I wonder if this is something she got because she needs to look good while representing the Protectorate?

Her weapon found its way into her hand at some point after she put the mouthwash down, a handgun not unlike the first shape it had taken for her.

I feel like this power would be far more useful if she managed to convince her gift (which is a part of her psyche, so I guess convince herself) that anything can be used as a weapon if employed creatively enough. Need a screwdriver? Convince the power that a screwdriver is a weapon because it can be used to stab people.

(Don’t try this at home, kids.)

She spun it around her finger by the trigger guard a few times before holstering it as she left the bathroom.  She went to the window and stared at the city across the water.  Colors shifted subtly in the refracted light of the PHQ’s forcefield, oversaturating the view like a TV with bad picture settings.

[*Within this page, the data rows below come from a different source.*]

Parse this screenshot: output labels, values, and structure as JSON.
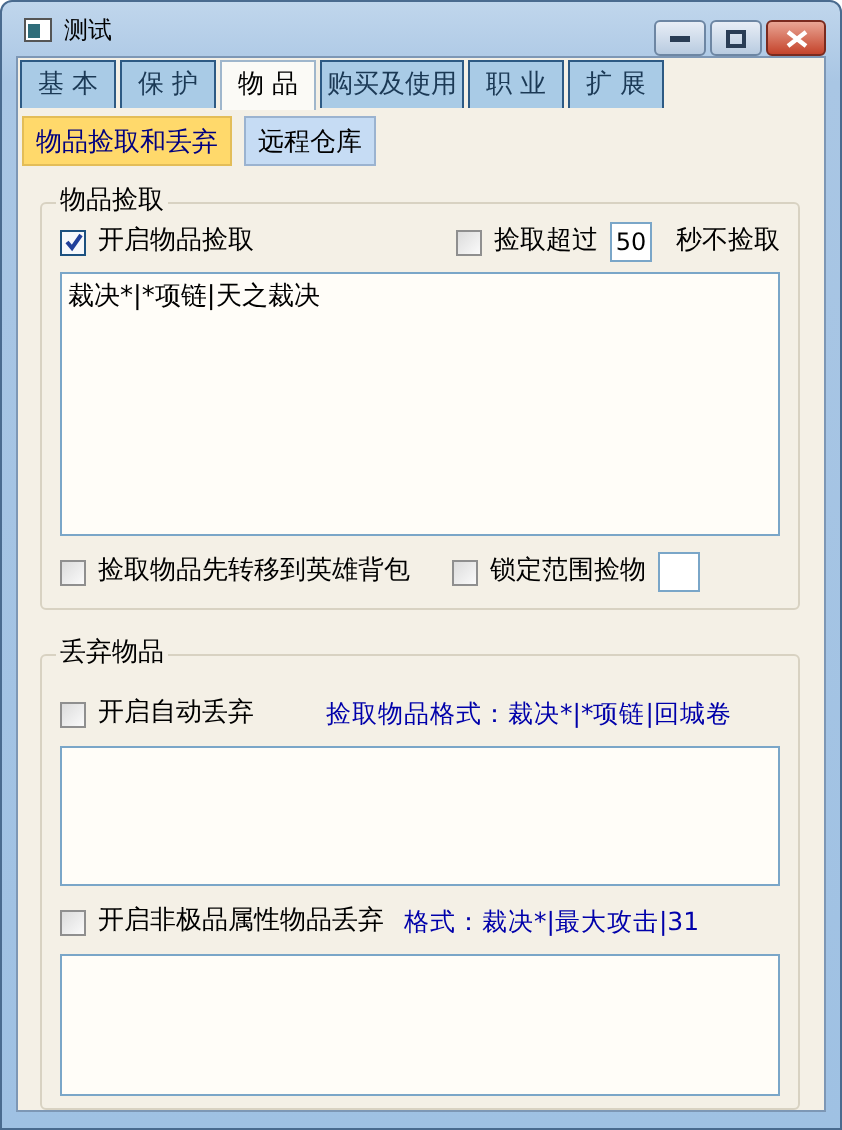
{
  "window": {
    "title": "测试"
  },
  "tabs": [
    {
      "label": "基 本",
      "selected": false
    },
    {
      "label": "保 护",
      "selected": false
    },
    {
      "label": "物 品",
      "selected": true
    },
    {
      "label": "购买及使用",
      "selected": false
    },
    {
      "label": "职 业",
      "selected": false
    },
    {
      "label": "扩 展",
      "selected": false
    }
  ],
  "subtabs": [
    {
      "label": "物品捡取和丢弃",
      "selected": true
    },
    {
      "label": "远程仓库",
      "selected": false
    }
  ],
  "pickup": {
    "title": "物品捡取",
    "enable": {
      "label": "开启物品捡取",
      "checked": true
    },
    "timeout": {
      "label": "捡取超过",
      "checked": false,
      "value": "50",
      "suffix": "秒不捡取"
    },
    "list_value": "裁决*|*项链|天之裁决",
    "to_hero_bag": {
      "label": "捡取物品先转移到英雄背包",
      "checked": false
    },
    "lock_range": {
      "label": "锁定范围捡物",
      "checked": false
    }
  },
  "discard": {
    "title": "丢弃物品",
    "auto": {
      "label": "开启自动丢弃",
      "checked": false,
      "hint": "捡取物品格式：裁决*|*项链|回城卷"
    },
    "non_extreme": {
      "label": "开启非极品属性物品丢弃",
      "checked": false,
      "hint": "格式：裁决*|最大攻击|31"
    }
  }
}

I said this probably happens in the present, but jumping back a few minutes is acceptable between scene changes like this, so this might still be before the Endbringer alert starts sounding. Besides, it might not sound the same on the Protectorate’s island.

Speaking of the Endbringer attacking the city, we might be about to get our first glimpse of it.

Even if she never dreamed, America still had a surreal, dreamlike quality to it.  It was so distant from where she had come from, so different.  There was no war here, not really, and yet the people here managed to find so much to complain about.

Hehe.

Men in suits, trouble in love, medical care and not having the latest touchscreen phone.  Such complaints often carried more emotion and fervor than anyone in her village had used to bemoan the death of loved ones or the methodical eradication of their people.  

Hm. Methodical eradication, you say? I’d say that suggested she was Armenian, but upon further research, the Armenian genocide happened between 1914 and 1923 – Hana living through that wouldn’t fit the timeline at all, even if her power came with an extended lifespan. She was still under 18 (presumably) when the Wards were established, and those were established in the 80′s at the earliest.

Let’s see, what other wars and such has Turkey been involved in around the 70′s and 80′s?

Hm… The Kurdish conflict fits the timeline, but we’ve established that Hana’s village wasn’t in Kurdistan unless Wildbow didn’t do his treesearch.

When she heard the complaints of her friends and coworkers, she simply nodded and gave the necessary words of sympathy.

“Yeah, your kid only getting a B on that philosophy essay is really sad, Linda.”